ばあさまから見た世の中のこと・日常生活のこと・短歌など

明治からの風

2012年07月10日 | 随筆・短歌
 昨日(7月2日)早朝に夫は用があり、私もその近くに用がありましたので、夫の車に同乗して、この市の中心の公園前で降ろして貰いました。久しぶりにの公園の、早朝散歩をしたくなったからです。
 広い公園は綺麗に手入れが行き届き、太い幹の藤棚の下のベンチや東屋に、本を読んだりラジオを聞いたりして憩う人達が数人、静かな雰囲気に溶けていました。大きな池が左右に二つあり、左手の池は中程を木橋で渡られるようになっていて、藤棚や大きな松、刈り込んださつきなどが美しく配置されています。回りは松や大木に囲まれた、自然豊かな公園です。
 池の周りを巡ると、早朝の引き締まった空気が心地良く、誰一人散策している人は居らず、私一人の別天地でした。間もなく小高い丘があり、丘の上には明治天皇がご巡幸の折、ここでお休みになられたとありました。 直ぐ傍に幹の太さが2mくらいの大きな黒松がありました。これは昭和天皇が皇太子でいらした大正5年(1916年)地方ご見学の折、明治天皇がご休息になられたこの地で、往時を忍び小さな松をお手植えになられたということです。今日までには、戦争を始め様々な出来事があり、その長い時間に思いを馳せました。

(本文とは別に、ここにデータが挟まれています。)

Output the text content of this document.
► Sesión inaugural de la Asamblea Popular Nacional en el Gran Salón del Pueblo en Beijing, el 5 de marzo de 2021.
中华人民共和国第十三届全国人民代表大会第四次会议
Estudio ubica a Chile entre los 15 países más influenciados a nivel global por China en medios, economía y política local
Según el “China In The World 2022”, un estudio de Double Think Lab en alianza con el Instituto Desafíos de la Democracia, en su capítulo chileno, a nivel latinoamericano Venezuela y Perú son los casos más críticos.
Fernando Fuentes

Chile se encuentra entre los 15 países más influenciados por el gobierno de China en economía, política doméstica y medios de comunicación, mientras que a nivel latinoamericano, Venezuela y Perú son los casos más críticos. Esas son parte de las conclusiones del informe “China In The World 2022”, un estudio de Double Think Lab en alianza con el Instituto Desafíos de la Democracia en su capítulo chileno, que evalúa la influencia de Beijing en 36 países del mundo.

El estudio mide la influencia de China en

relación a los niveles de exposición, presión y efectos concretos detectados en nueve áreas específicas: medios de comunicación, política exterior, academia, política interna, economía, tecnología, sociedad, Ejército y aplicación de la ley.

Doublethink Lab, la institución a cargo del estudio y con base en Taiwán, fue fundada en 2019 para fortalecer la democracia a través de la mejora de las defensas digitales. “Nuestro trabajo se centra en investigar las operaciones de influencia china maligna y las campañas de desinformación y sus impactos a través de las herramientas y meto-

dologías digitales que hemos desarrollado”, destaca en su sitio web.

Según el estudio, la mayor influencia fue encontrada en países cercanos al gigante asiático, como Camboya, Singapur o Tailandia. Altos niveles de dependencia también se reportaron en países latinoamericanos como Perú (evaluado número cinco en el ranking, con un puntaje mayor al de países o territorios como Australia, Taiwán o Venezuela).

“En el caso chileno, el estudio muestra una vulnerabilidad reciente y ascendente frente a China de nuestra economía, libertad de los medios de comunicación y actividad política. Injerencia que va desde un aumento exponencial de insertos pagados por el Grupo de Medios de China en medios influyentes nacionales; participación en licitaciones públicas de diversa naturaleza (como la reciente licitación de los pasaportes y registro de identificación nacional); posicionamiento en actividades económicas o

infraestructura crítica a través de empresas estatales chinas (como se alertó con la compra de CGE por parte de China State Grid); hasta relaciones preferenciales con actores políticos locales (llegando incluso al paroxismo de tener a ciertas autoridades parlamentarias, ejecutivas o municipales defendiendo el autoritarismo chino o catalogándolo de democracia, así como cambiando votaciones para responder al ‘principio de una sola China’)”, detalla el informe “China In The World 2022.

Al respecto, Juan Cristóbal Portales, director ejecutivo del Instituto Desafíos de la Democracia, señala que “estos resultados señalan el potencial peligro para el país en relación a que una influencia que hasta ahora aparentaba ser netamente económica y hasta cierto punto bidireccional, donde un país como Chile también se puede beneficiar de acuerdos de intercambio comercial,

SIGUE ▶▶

 この公園は、平安中期ニ建てられたとも言われる神社と共にあり、本殿の創設は正保4年(1647年)と言われていて、庭園は明治6年に全国に25の公園が出来た時に、寺社の土地を整理して、出来たたものだそうです。神社はその後大正13年に県社となりました。
 又その先の回遊の道脇には、コートをヒラリと返し、手をベストのポケットへ入れた立派な銅像があり、これは明治5年に県令として来られた楠本正隆という人です。後に東京府(現、都)知事になり、衆議院議長をされた人です。長崎県の大村郷の上士(士族の最高の身分)でした。新政府の初の県令としてこの地へ来られたのです。
 明治5年で思い出したことがあります。私が20代の頃に、実家の土蔵に保管してある古文書や沢山の古銭、翡翠の曲玉などを見たことがありました。その折り父が明治5年発行の50銭銀貨を一つ、私の手に載せて呉れました。新政府になって発行されたものですし、今は大した価値がある物ではないでしょう。しかし父の気持ちをありがたく思って、今も宝にして持っています。
 私達夫婦は長崎へ何度か行きましたが、大村湾を眺めてゆったりと行ったり、時には大雨で突然列車が諫早で運休となり、乗り換えてやっと船に乗れたこともあって、大村は懐かしい所です。
 その大村の楠本家から、お庭の水鉢がその後この公園に寄贈され、高さ1メートル余り、胴の回りが1メートルはあるかと思われる水鉢が置かれていて、今も竹の樋から水が細く流れていました。黄色ががった茶色で、見事な大きさのものでした。水を受けるくり穴も大きく、小石が沈められてしいました。余程大きな庭園だったのでしょう。
 右の池は、今がハスの季節ですから、ピンクの大きな花が池全面を覆って沢山咲いていました。池の回りを回りましたら、獅子山といって、様々な獅子が沢山置いてある小山もあり、此処もちょっとした想い出の場所です。
 子供たちが幼かった頃に良く来た公園でしたし、想い出に浸りながらの朝の静かな散策はとても素晴らしいものでした。百度石があったり、忠犬タマ公の銅像の前に立って、その説明文を今回は丁寧に読みました。タマ公は、昭和9年にこの県の山際で、雪崩で遭難した飼い主の刈田さんを救い出し、更に昭和11年に雪崩の下敷きになった刈田さん他3名を救ったそうです。このことが新聞やラジオで知らされると、小学生達が1銭2銭と寄付してこの銅像を建てたといいます。戦争で胴・鉄の回収があり取り壊されましたが、昭和34年4月10日に、皇太子殿下(現平成天皇)ご成婚を記念として再建されたそうです。
 アメリカでも渋谷の忠犬ハチ公をモデルにして、映画を作りましたが、こんな忠犬もいたのです。
 庭園にはヒマラヤサクラという珍しい木もあり秋から冬にかけてピンクに咲くそうです。ヒマラヤから中国南部に有るサクラだそうです。また戊辰戦争の時にはこの境内も激戦地となり、弾丸が飛び交って、木々も倒れました。たった一本、皮一枚で残っていた松があり、「戊辰の松」と呼ばれて大切にされていたそうですが、昭和40年の台風で倒れ、今はその場所に「平和」と書かれた大きな石碑が当時の知事の名前で建っています。昭和40年の台風は、我が家も二階が揺れて恐ろしく、生まれて数ヶ月の娘を毛布にくるみ、ミルクを抱えて居間で家族五人がまんじりともせずに夜を明かした覚えがあります。
 池のそばの見事な藤には、白い花が少し咲いているものもありました。私の実家の白藤はこれよりも小さかったですが、株は古く懐かしく思い出されました。実家の物故者名簿を纏めた弟の資料に依ると、一番古い物故者は享保元年とありますから、実家の白藤も結構古かったのでしょう。もう無くなりましたが、私達の心には想い出として残っています。
 子供たちと来た頃のこの公園には、サルも鳥もいろいろ居たのですが、サルは「ただ今病気治療中」とあり、鳥舎は空で、良く豆をやった鳩だけがエサを拾っていました。一巡りした後で正面から、拝殿に登り柏手を打つと、両脇に子供を連れた往時の自分の姿が、ありありと脳裏に浮かんで来ました。沢山の歴史を抱えたこの神社の庭園の、朝の素晴らしい雰囲気に親しめたことを深く喜びました。